В середине девяностых Владу предложили возглавить новую газету с поэтичным названием «Прогулки по бульвару». Вернее, предложили сначала Олегу, но он, разобравшись в тематике издания, отказался. А Влад согласился. И сначала не жалел: появились и деньги, и положение в определённых кругах. Через несколько лет он вошёл в группу учредителей…
Теперь Влад ехал по знакомым с детства улицам, но совсем не думал о том, что вот здесь был его дом, а там, за углом – родная школа. Он ехал – и хотел, чтобы дорога оказалась раз в двести длиннее, и тогда еще долго можно не приезжать к человеку, которого лучше бы он не знал никогда…
* * *
Дважды щёлкнул дверной замок, и на пороге комнаты возникла его тётушка – роскошная блондинка с вызывающим бюстом и мощными бёдрами. Она медленно двинулась к его креслу, и при каждом ее шаге он все больше и больше сжимался, съёживался, скручивался.
– Ну, малыш, провалил задание? – мурлыкала она, приближаясь к нему вплотную.
Душный запах ее духов, казалось, забил его ноздри, горло, лёгкие. Он часто задышал открытым ртом, закашлял, из глаз градом полились слезы.

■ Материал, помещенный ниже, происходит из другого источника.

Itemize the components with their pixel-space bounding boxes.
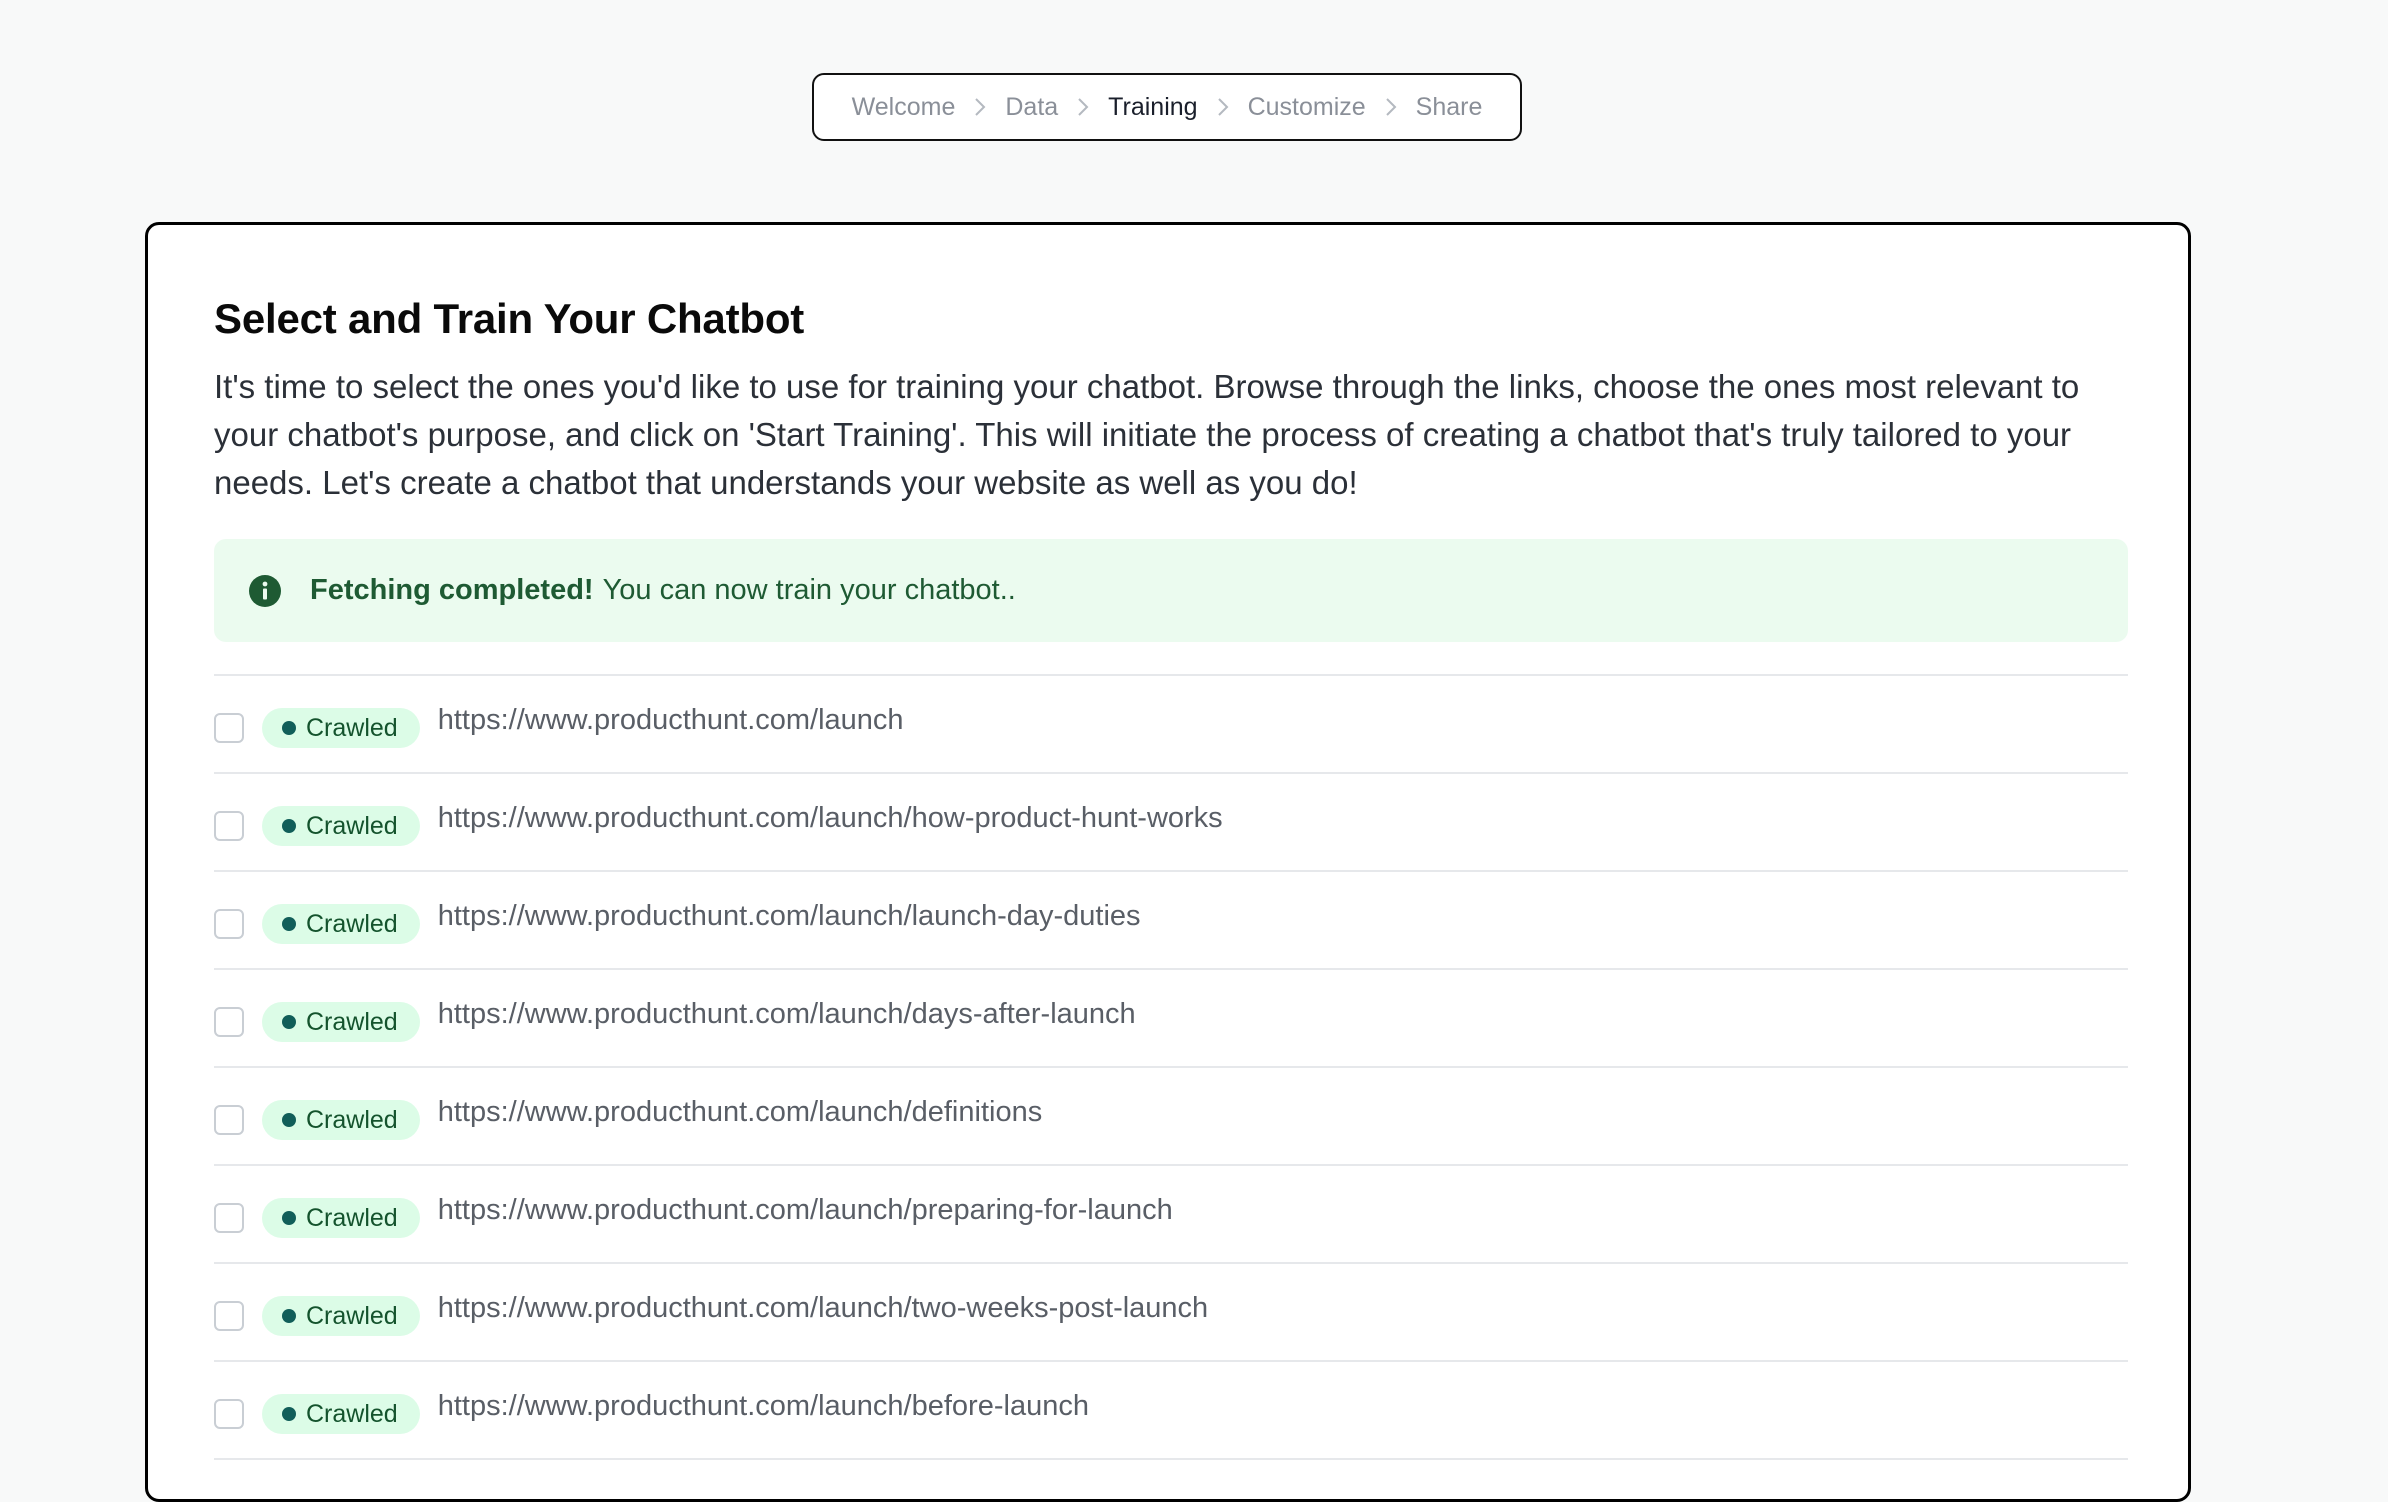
- status-label: Crawled: [306, 1399, 398, 1428]
- link-checkbox[interactable]: [214, 1105, 244, 1135]
- status-dot-icon: [282, 1309, 296, 1323]
- alert-message: You can now train your chatbot..: [602, 574, 1016, 606]
- link-checkbox[interactable]: [214, 1007, 244, 1037]
- step-training[interactable]: Training: [1106, 93, 1199, 122]
- link-url[interactable]: https://www.producthunt.com/launch: [438, 704, 904, 737]
- step-data[interactable]: Data: [1003, 93, 1060, 122]
- page-description: It's time to select the ones you'd like …: [214, 368, 2080, 501]
- link-url[interactable]: https://www.producthunt.com/launch/two-w…: [438, 1292, 1208, 1325]
- link-checkbox[interactable]: [214, 713, 244, 743]
- link-checkbox[interactable]: [214, 1203, 244, 1233]
- link-url[interactable]: https://www.producthunt.com/launch/prepa…: [438, 1194, 1173, 1227]
- chevron-right-icon: [969, 96, 991, 118]
- list-item[interactable]: Crawled https://www.producthunt.com/laun…: [214, 872, 2128, 970]
- chevron-right-icon: [1380, 96, 1402, 118]
- status-label: Crawled: [306, 811, 398, 840]
- link-checkbox[interactable]: [214, 811, 244, 841]
- link-url[interactable]: https://www.producthunt.com/launch/launc…: [438, 900, 1141, 933]
- link-checkbox[interactable]: [214, 909, 244, 939]
- alert-title: Fetching completed!: [310, 574, 594, 606]
- list-item[interactable]: Crawled https://www.producthunt.com/laun…: [214, 1068, 2128, 1166]
- status-label: Crawled: [306, 713, 398, 742]
- step-share[interactable]: Share: [1414, 93, 1485, 122]
- info-icon: [248, 574, 282, 608]
- link-checkbox[interactable]: [214, 1399, 244, 1429]
- status-badge: Crawled: [262, 904, 420, 944]
- status-label: Crawled: [306, 1301, 398, 1330]
- chevron-right-icon: [1072, 96, 1094, 118]
- step-welcome[interactable]: Welcome: [850, 93, 958, 122]
- link-url[interactable]: https://www.producthunt.com/launch/defin…: [438, 1096, 1043, 1129]
- status-dot-icon: [282, 721, 296, 735]
- fetch-status-alert: Fetching completed! You can now train yo…: [214, 539, 2128, 642]
- status-badge: Crawled: [262, 1296, 420, 1336]
- progress-stepper: Welcome Data Training Customize Share: [812, 73, 1522, 141]
- link-url[interactable]: https://www.producthunt.com/launch/how-p…: [438, 802, 1223, 835]
- link-list: Crawled https://www.producthunt.com/laun…: [214, 674, 2128, 1460]
- list-item[interactable]: Crawled https://www.producthunt.com/laun…: [214, 676, 2128, 774]
- link-url[interactable]: https://www.producthunt.com/launch/befor…: [438, 1390, 1089, 1423]
- status-badge: Crawled: [262, 1198, 420, 1238]
- page-title: Select and Train Your Chatbot: [214, 295, 805, 342]
- status-badge: Crawled: [262, 806, 420, 846]
- status-badge: Crawled: [262, 708, 420, 748]
- list-item[interactable]: Crawled https://www.producthunt.com/laun…: [214, 1264, 2128, 1362]
- list-item[interactable]: Crawled https://www.producthunt.com/laun…: [214, 1166, 2128, 1264]
- status-label: Crawled: [306, 1105, 398, 1134]
- list-item[interactable]: Crawled https://www.producthunt.com/laun…: [214, 774, 2128, 872]
- status-dot-icon: [282, 1015, 296, 1029]
- status-dot-icon: [282, 1407, 296, 1421]
- status-badge: Crawled: [262, 1002, 420, 1042]
- status-label: Crawled: [306, 1203, 398, 1232]
- step-customize[interactable]: Customize: [1246, 93, 1368, 122]
- list-item[interactable]: Crawled https://www.producthunt.com/laun…: [214, 970, 2128, 1068]
- status-badge: Crawled: [262, 1100, 420, 1140]
- status-dot-icon: [282, 819, 296, 833]
- link-checkbox[interactable]: [214, 1301, 244, 1331]
- status-badge: Crawled: [262, 1394, 420, 1434]
- status-dot-icon: [282, 917, 296, 931]
- status-dot-icon: [282, 1211, 296, 1225]
- link-url[interactable]: https://www.producthunt.com/launch/days-…: [438, 998, 1136, 1031]
- training-card: Select and Train Your Chatbot It's time …: [145, 222, 2191, 1502]
- list-item[interactable]: Crawled https://www.producthunt.com/laun…: [214, 1362, 2128, 1460]
- status-label: Crawled: [306, 909, 398, 938]
- chevron-right-icon: [1212, 96, 1234, 118]
- status-dot-icon: [282, 1113, 296, 1127]
- status-label: Crawled: [306, 1007, 398, 1036]
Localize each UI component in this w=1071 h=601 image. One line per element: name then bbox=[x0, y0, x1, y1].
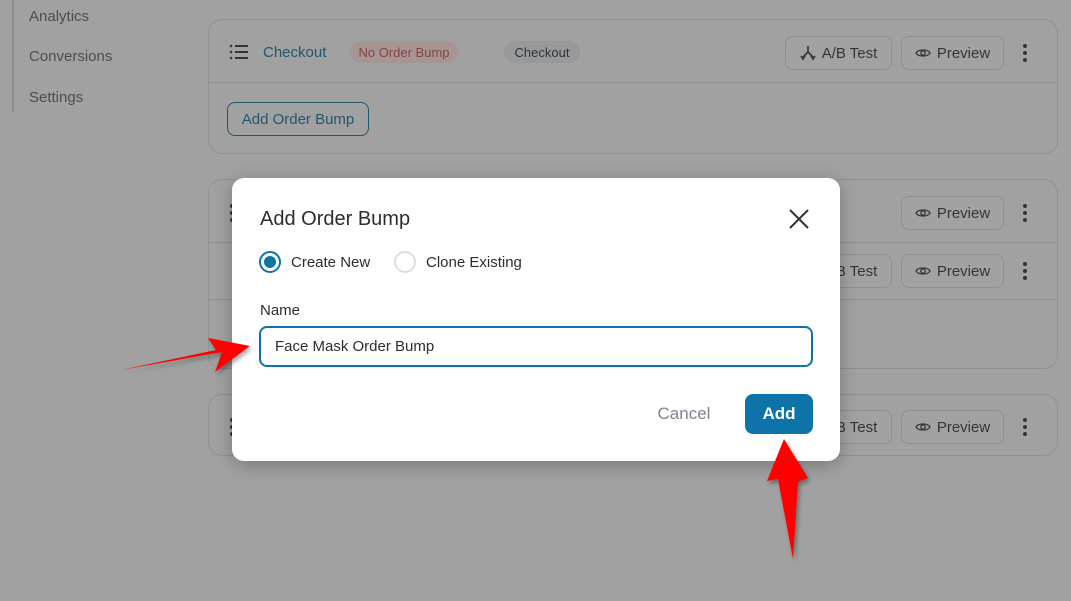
add-order-bump-dialog: Add Order Bump Create New Clone Existing… bbox=[232, 178, 840, 461]
radio-unchecked-icon[interactable] bbox=[394, 251, 416, 273]
close-icon[interactable] bbox=[788, 208, 810, 230]
add-button[interactable]: Add bbox=[745, 394, 813, 434]
radio-clone-existing[interactable]: Clone Existing bbox=[394, 251, 522, 273]
name-field-label: Name bbox=[260, 302, 301, 319]
cancel-button[interactable]: Cancel bbox=[644, 394, 724, 434]
name-input[interactable] bbox=[259, 326, 813, 367]
dialog-title: Add Order Bump bbox=[260, 208, 411, 230]
radio-label: Create New bbox=[291, 253, 371, 271]
radio-checked-icon[interactable] bbox=[259, 251, 281, 273]
radio-label: Clone Existing bbox=[426, 253, 522, 271]
radio-create-new[interactable]: Create New bbox=[259, 251, 370, 273]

– Нет… еще… нет, – прошептал сдавленно.
– Что? – издевательски удивилась тётка. – Не может быть! Такой мачо – и облажался?! И что мы будем теперь делать? – Она вплотную приблизила к нему лицо, глазами, своими страшными глазами впившись в его глаза, вытаращенные и неподвижные от ужаса.
– Я… Я еще поста… постараюсь… Я всё сделаю! Всё! – закричал он, чувствуя, как его джинсы предательски намокают.
– Сначала постарайся не ссать в штаны! – брезгливо отшатнулась от него тётка. Отошла на середину комнаты, постояла, задумчиво постукивая длинным хищным мыском туфли о потёртый ковёр. – У меня есть для тебя другая работа. Надеюсь, с ней ты справишься. Слышишь, детка? Это последнее испытание.
Страшная блондинка ушла – и он начал представлять, как бы он ответил и что бы с ней сделал, если бы… Если бы не был таким трусом. Таким большим и красивым трусом…
Глава 4
– Ау, я пришла! Фу, Олежка, что ж ты так надымил! – с порога закричала Лана.
Олег вышел в прихожую, поцеловал жену, помог снять куртку.
– Это что у тебя за письмо? Я почту вроде всю забрал.
– А, не знаю, в ящике лежало, и адреса обратного почему-то нет. – Лана оторвала край толстого большого конверта, вытащила из него пачку фотографий – и упавшим голосом прошептала: – Олег… Что это? – Она быстро перебрала снимки. – Что это, Олег?
Фотографии отображали любовную игру пышногрудой брюнетки и поджарого мужчины, в котором Олег… вдруг узнал себя!